Some pundits took the opportunity to repeat the sensible advice that individual investors generally should not be gambling in the currency markets. That is true enough, but it was not only the retail investors who took losses. Several of the largest banks in the world made the exact same mistakes, but on a larger scale. According to published reports, Citigroup and Deutsche Bank each took estimated losses of $150 million on their currency positions yesterday. Barclays also is believed to have taken losses, though theirs were not as large. There were surely other banks that took extraordinary trading losses yesterday that we haven’t heard about yet, in part because it is not as easy as it sounds to tally up the gains and losses in an unusual day of trading.
Banks are by nature unprepared for this kind of unexpected market fluctuation. It is a vulnerability built into the financial risk models used throughout the global financial sector. These models typically look only at the last two years of trading to estimate the volatility of an asset, or how much its value could change. The Swiss franc had been rock-solid for four years, so all conventional risk models would report that the risk of holding Swiss francs was zero. By the same logic, other assets closely tied to the Swiss franc would also be assessed as having essentially zero risk. When these assets start to move, as they did yesterday, bank managers can only guess how large their exposure is. Most banks do not have accurate real-time information on their trading risks, so they have to rely on the presence of mind of the workers at the individual trading desks to scale back risks when markets turn volatile.

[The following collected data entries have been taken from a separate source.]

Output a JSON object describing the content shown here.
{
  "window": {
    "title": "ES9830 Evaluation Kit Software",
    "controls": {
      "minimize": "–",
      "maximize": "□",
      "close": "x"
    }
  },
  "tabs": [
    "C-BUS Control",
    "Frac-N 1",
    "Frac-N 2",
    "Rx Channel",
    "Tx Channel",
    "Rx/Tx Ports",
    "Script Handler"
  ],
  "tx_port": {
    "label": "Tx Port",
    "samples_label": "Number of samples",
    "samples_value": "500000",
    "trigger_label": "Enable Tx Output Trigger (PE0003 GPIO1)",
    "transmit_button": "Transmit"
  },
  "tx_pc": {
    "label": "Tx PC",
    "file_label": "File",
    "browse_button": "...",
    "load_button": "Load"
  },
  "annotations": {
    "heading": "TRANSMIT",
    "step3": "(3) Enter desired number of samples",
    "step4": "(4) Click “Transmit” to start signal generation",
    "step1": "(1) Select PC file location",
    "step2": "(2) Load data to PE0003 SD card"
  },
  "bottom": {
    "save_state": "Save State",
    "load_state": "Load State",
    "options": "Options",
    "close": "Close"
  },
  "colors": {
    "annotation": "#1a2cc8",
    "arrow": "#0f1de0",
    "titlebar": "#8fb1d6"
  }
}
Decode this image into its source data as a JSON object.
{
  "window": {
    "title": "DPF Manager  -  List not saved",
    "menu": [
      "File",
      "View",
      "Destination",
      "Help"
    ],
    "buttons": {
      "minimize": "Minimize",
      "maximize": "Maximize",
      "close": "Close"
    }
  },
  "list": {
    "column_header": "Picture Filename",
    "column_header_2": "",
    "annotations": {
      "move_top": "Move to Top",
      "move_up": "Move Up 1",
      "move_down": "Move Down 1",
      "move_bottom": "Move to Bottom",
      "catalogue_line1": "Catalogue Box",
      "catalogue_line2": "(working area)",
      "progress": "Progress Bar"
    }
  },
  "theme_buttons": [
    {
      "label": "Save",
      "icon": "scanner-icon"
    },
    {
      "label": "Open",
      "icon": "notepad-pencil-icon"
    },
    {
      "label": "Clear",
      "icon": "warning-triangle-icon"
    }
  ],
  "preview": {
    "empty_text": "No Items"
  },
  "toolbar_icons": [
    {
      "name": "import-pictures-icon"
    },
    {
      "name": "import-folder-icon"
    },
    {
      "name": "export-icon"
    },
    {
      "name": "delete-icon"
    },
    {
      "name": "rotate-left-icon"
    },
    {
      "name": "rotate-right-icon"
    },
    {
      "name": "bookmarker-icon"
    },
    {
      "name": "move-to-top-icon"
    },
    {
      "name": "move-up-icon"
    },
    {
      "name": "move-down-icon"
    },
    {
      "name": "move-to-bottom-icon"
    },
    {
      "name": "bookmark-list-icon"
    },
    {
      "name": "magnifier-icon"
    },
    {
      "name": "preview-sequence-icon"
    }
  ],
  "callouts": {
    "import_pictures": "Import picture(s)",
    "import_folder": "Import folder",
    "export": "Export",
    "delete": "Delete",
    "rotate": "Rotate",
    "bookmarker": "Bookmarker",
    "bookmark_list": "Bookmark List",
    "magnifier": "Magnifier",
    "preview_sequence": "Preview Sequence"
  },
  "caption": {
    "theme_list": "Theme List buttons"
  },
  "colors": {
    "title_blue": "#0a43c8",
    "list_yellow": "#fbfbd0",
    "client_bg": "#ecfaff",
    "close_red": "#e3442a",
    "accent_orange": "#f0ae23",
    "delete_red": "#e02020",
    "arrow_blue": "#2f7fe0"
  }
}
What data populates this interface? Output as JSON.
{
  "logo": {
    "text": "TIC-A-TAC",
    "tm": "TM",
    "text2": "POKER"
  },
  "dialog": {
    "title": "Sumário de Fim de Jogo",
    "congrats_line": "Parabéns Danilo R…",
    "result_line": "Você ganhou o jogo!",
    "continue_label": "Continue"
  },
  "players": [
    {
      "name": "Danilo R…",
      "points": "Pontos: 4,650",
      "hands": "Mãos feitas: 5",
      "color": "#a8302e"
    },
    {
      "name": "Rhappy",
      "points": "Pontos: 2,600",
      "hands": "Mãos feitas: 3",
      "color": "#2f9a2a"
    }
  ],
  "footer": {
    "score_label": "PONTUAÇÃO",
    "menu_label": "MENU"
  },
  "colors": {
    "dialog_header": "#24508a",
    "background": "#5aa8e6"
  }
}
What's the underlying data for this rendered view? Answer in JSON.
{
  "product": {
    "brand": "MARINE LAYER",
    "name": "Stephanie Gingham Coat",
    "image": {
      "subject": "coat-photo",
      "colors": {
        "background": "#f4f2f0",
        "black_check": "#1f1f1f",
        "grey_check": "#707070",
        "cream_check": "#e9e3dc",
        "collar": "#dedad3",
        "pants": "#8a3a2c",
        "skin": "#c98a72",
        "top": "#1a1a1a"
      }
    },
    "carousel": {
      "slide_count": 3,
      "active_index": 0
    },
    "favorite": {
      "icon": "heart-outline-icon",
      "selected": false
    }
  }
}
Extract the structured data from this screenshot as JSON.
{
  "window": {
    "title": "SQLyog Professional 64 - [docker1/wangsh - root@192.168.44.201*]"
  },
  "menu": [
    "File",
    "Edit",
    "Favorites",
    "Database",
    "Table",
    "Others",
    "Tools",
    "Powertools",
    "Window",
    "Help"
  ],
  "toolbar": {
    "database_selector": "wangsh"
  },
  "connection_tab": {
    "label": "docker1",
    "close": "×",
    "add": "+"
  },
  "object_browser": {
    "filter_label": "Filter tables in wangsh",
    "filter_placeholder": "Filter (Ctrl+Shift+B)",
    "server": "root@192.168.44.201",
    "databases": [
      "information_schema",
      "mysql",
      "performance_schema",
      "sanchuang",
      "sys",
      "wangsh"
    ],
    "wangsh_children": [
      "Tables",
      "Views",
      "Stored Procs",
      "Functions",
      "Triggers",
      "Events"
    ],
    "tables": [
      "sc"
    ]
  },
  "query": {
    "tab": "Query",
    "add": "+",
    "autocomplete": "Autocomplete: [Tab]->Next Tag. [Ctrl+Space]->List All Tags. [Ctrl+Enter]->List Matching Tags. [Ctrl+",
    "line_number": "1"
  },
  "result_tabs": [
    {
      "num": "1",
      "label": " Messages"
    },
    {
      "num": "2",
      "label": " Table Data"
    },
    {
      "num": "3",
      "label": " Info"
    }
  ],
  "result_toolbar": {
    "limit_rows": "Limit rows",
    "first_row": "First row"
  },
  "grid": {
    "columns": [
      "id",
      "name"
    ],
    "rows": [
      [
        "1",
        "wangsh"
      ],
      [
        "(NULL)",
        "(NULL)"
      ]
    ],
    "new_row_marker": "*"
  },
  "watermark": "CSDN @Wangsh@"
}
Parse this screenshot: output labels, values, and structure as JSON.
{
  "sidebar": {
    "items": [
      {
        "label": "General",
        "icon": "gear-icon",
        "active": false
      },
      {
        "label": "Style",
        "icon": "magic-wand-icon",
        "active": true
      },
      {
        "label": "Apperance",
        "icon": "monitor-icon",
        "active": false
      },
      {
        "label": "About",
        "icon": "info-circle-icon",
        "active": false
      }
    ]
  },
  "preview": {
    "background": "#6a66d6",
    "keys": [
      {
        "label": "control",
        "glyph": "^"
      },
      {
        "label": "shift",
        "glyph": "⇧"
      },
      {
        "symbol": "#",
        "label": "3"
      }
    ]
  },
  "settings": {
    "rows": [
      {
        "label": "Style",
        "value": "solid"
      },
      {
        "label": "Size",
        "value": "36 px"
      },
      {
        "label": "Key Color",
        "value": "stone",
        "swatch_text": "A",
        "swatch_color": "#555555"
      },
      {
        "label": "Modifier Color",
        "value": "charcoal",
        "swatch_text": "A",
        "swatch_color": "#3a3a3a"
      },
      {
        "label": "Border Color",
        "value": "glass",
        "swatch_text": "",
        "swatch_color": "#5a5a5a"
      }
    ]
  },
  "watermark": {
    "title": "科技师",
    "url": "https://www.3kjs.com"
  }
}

It is the kind of situation that makes a bank executive hope their traders got enough sleep last night. Realistically, especially in London, a lot of the traders are sleep-deprived essentially every day because of their long hours of work, and the lack of sleep inevitably leads to mistakes and bad decisions whenever something unusual happens during the trading day. Yesterday’s trading losses may revive the discussion of the losses that banks in London and elsewhere suffer because of the strategy of long hours of work and limited hours of sleep.